AikBank
- Native name: АикБанк а.д. Београд
- Romanized name: AikBank a.d. Beograd
- Type: Joint-stock company
- Industry: Banking
- Founded: 10 August 1993; 33 years ago
- Headquarters: Bulevar Arsenija Čarnojevića 59, Belgrade
- Area served: Serbia Slovenia
- Key people: Petar Jovanović (CEO)
- Products: Retail banking; Commercial banking; Mortgage loans; Finance leasing; Factoring;
- Revenue: €176.69 million (2024)
- Net income: ▲€82.23 million (2024)
- Total assets: ▲€4.174 billion (2024)
- Total equity: ▲€0.841 billion (2024)
- Owner: BDD M&V INVESTMENTS (89.8%)
- Number of employees: 2,000 (2024)
- Website: aikbank.rs

= AikBank =

Serbian banking and financial services company

AikBank a.d. Beograd (АикБанк а.д. Београд) is a Serbian banking group.

==History==
AikBank initially was initially established in 1976 in Niš as an internal bank of the Agroindustrijsko komercijalna banka (AIK banka). In 1993, it became a full-fledged financial institution, working with legal entities and individual clients. In 2006, Greek ATEbank acquired 24.99% of common and 24.99% of preferential shares of AIK Banka.

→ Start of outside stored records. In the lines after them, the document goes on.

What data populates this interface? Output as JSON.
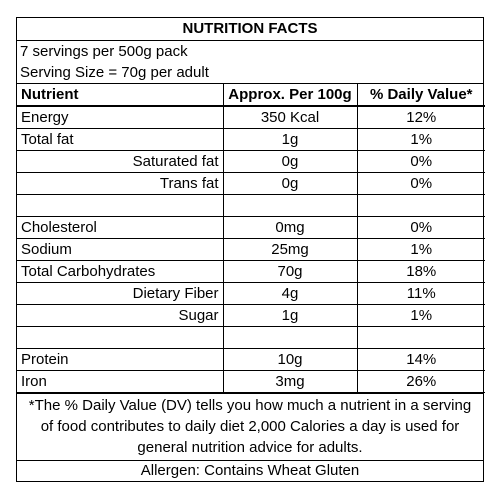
{
  "title": "NUTRITION FACTS",
  "servings_per_pack": "7 servings per 500g pack",
  "serving_size": "Serving Size = 70g per adult",
  "headers": {
    "nutrient": "Nutrient",
    "per100g": "Approx. Per 100g",
    "dv": "% Daily Value*"
  },
  "rows": [
    {
      "name": "Energy",
      "amount": "350 Kcal",
      "dv": "12%"
    },
    {
      "name": "Total fat",
      "amount": "1g",
      "dv": "1%"
    },
    {
      "name": "Saturated fat",
      "amount": "0g",
      "dv": "0%"
    },
    {
      "name": "Trans fat",
      "amount": "0g",
      "dv": "0%"
    },
    {
      "name": "Cholesterol",
      "amount": "0mg",
      "dv": "0%"
    },
    {
      "name": "Sodium",
      "amount": "25mg",
      "dv": "1%"
    },
    {
      "name": "Total Carbohydrates",
      "amount": "70g",
      "dv": "18%"
    },
    {
      "name": "Dietary Fiber",
      "amount": "4g",
      "dv": "11%"
    },
    {
      "name": "Sugar",
      "amount": "1g",
      "dv": "1%"
    },
    {
      "name": "Protein",
      "amount": "10g",
      "dv": "14%"
    },
    {
      "name": "Iron",
      "amount": "3mg",
      "dv": "26%"
    }
  ],
  "footnote": "*The % Daily Value (DV) tells you how much a nutrient in a serving of food contributes to daily diet 2,000 Calories a day is used for general nutrition advice for adults.",
  "allergen": "Allergen: Contains Wheat Gluten"
}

In 2014, a Serbian company Sunoko (subsidiary of MK Group), became the major shareholder of the company with 50.37% of total shares at the time. In 2015, the bank moved its headquarters from Niš to Belgrade and changed its name to AIK Banka a.d. Belgrade. AIK Banka purchased a 21 percent stake of the Slovenian Gorenjska Banka in 2016. Locally, AIK Banka acquired 100% of shares of Alpha Bank in 2017. In 2017, AIK Banka recorded 101.97 million euros of net profit, the most in the Serbian banking sector. In 2021, AIK Banka bought the majority of shares of Serbian subsidiary of Sberbank.

In 2023, AIK Banka bought the majority of shares of another bank operating in Serbia, Eurobank Direktna, for a total of 280 million euros.

It changed its name to AikBank in 2025.